1. La agenda

Hace rato que lo postergo, como si la sola adquisición me sacara de este limbo en el que creo estar y al que sin embargo nunca accedo completamente. Por ejemplo: mientras me baño pienso en las piedritas que tengo que comprarle a la gata y en que si pasa un solo día más el olor a pis va a inundar la casa. Qué fácil me resultaría escribir sobre el mar o sobre el río. En sus orillas es casi una obligación volverse poeta. La única orilla que habito es la de la angustia porque no llego a hacer lo que tengo que hacer. Nunca. Qué sencillo cantarle a esas playas y a esos cielos. Por eso cuando me hago la poeta escribo sobre mi gata y su mirada y su zarandeo por los cuartos y esa naturalidad de dueña con que apoya sus patas en el sillón que le envidio sin matices. Ahora, otra vez por ejemplo, persigue una mariposa amarilla. Las órbitas disparejas que tiende su vuelo le dan más aplomo a su mirada atenta y a su cuerpo impávido. Tan serena que asusta. ¿Quién sabe cómo estará adentro? Mienten quienes dicen saber cómo son los gatos. A mí me sigue sorprendiendo, incluso con los años, que traen su flojera. De la nada una fuerza insólita acomete su cuerpo y salta a la caza de ese bicho que por supuesto jamás veo. El tiempo. De eso hablo. Postergar esa compra es como si me salvara de los desvaríos del tiempo reglado. Hasta hoy. Cuando paso por la caja la chica me dice: parecés bailarina.
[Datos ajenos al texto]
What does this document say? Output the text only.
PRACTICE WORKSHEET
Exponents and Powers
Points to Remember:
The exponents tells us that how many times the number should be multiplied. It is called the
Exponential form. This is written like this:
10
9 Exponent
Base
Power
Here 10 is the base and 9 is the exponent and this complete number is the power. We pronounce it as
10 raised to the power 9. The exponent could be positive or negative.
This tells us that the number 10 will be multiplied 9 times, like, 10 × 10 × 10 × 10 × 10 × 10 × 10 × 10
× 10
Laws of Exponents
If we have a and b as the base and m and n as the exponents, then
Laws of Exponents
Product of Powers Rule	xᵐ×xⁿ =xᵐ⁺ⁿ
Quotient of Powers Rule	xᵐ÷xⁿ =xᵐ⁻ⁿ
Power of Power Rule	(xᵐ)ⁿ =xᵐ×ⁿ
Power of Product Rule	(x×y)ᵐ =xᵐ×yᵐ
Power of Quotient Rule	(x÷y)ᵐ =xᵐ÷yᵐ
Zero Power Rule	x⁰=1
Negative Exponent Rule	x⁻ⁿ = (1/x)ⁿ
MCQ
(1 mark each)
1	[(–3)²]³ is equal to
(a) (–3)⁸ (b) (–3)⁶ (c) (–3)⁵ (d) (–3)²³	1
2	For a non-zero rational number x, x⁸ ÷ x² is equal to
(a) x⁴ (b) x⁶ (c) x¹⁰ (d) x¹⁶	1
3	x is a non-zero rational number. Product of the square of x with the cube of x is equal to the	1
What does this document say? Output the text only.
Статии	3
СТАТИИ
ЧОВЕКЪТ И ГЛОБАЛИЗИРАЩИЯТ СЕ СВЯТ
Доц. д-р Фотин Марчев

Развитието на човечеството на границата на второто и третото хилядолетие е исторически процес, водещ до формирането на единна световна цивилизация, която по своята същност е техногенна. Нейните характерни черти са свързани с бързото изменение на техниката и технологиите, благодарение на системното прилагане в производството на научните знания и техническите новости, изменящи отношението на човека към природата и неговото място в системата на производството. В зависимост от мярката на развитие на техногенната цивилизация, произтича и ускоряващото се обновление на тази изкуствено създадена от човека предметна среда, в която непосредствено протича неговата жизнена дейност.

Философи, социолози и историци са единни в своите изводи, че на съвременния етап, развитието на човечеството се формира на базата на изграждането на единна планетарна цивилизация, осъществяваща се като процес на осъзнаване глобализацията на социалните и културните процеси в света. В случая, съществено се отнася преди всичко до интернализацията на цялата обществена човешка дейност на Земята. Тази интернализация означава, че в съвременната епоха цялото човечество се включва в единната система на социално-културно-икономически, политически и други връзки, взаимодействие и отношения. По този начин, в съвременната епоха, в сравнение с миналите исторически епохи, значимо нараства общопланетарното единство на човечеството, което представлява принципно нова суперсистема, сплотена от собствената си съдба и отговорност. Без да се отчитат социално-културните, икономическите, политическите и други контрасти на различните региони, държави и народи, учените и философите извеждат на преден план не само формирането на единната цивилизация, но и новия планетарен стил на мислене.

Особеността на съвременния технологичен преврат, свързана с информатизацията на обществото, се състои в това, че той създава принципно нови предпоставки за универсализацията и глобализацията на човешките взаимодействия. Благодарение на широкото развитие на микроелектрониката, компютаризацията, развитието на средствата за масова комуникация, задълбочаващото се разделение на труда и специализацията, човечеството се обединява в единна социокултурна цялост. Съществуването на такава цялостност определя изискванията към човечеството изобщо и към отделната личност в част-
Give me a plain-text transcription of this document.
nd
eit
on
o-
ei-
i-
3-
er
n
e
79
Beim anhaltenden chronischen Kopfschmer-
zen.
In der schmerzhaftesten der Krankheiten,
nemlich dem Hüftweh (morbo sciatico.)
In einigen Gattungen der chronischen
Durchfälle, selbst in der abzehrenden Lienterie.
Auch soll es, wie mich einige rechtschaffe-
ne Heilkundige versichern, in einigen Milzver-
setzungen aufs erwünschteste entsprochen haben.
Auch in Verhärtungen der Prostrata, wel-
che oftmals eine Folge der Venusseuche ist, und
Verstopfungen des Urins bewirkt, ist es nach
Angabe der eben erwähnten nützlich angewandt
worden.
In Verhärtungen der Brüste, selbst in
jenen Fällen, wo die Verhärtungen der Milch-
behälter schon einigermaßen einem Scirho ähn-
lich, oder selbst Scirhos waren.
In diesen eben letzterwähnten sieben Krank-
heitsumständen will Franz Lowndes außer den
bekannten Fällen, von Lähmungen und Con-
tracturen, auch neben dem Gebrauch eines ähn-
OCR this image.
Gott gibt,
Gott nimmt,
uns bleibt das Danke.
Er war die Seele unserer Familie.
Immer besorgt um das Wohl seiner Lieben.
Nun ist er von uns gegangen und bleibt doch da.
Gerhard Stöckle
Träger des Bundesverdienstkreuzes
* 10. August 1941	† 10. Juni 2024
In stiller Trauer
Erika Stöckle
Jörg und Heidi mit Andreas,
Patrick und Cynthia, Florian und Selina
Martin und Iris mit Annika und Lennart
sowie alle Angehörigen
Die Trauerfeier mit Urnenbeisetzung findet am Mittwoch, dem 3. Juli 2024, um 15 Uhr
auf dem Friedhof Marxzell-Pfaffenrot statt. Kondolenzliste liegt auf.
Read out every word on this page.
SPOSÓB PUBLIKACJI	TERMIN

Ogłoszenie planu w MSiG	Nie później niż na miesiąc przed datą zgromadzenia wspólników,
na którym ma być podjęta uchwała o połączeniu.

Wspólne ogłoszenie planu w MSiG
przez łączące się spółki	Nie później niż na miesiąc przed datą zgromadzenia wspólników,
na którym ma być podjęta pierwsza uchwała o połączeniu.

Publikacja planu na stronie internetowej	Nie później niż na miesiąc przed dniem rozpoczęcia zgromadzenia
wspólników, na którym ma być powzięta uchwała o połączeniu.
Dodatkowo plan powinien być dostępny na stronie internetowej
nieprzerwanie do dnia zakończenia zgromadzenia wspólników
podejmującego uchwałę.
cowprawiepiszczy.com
Y entonces la catarata de recuerdos inunda el presente. Juro que soy capaz de llenar cada día de esa agenda con pliés y relevés. El primer tutú, la última presentación en público. Parecés bailarina, me dijo. A mí me dan ganas de volver a aquellos años en los que mi cuerpo respondía grácil, en los que yo podía ser mariposa. Como la que persigue mi gata. Al salir del negocio hago un pacto con la agenda: un baile cada día.

2. La tristeza es la muerte de un gato

Hoy murió un gato. Ustedes dirán que mueren gatos cada día. Es más, no sólo mueren los gatos. Dirán, quizás con justeza, que más importantes que los gatos son las personas y cada día mueren muchas y a casi nadie parece importarle. Sí, es cierto. Pero hoy murió un gato. Un gato murió. Yo no lo vi morirse. Pero lo supe. Esas cosas se saben. Como se sabe cuando alguien se siente atraído por alguien en la danza luminosa de los ojos. Como se huele la inminencia de la lluvia en verano. Como se anticipa la presencia del otoño en la entrada oblicua del sol por la ventana. Todo eso se sabe y se sabe por persistencia, por presencia, por la inmutable circularidad del tiempo ante la argucia cambiante de las cuestiones humanas. El universo es plenitud de señales: las flores en las veredas de los pueblos y ciudades, el manto de luciérnagas que cubre los campos en verano, los cuerpos de las gentes abriéndose a las visitas queridas con el mate en la mano.

La cosa es que hoy murió un gato. Nadie lo vio irse. Ninguna sospecha en sus movimientos previos. Ninguna señal. La tierra de los gatos es una incógnita, por eso no hay cielo para ellos. ¿Por qué lo supe? En el momento exacto en que su corazón dio el último latido y que el fuelle de su respiración dejó de cubrir el aire con su humedad sentí una debilidad inexplicable. El sol horrible de los días buenos me recordó la injusticia de la vida, el abatimiento se hizo vacío hondo y un vértigo invadió mi cuerpo. Sentada frente a la computadora, mientras escribía y mi gata maullaba en la ventana, lo supe: murió un gato. No sé cómo era su comportamiento, ni cuál el color de sus ojos. La tristeza es la muerte de un gato. Carece de importancia cuántos nazcan en su nombre. Cuando un gato muere, como hoy que un gato murió, la tristeza arrecia. A mí el cuerpo se me hace bollito sobre la cama. Mi gata entiende. Y es otro bollito a mi lado. El sol, horrible, no concibe la tristeza de dos corazones latiendo desde el hueco de una tierra a la que hoy le falta un gato.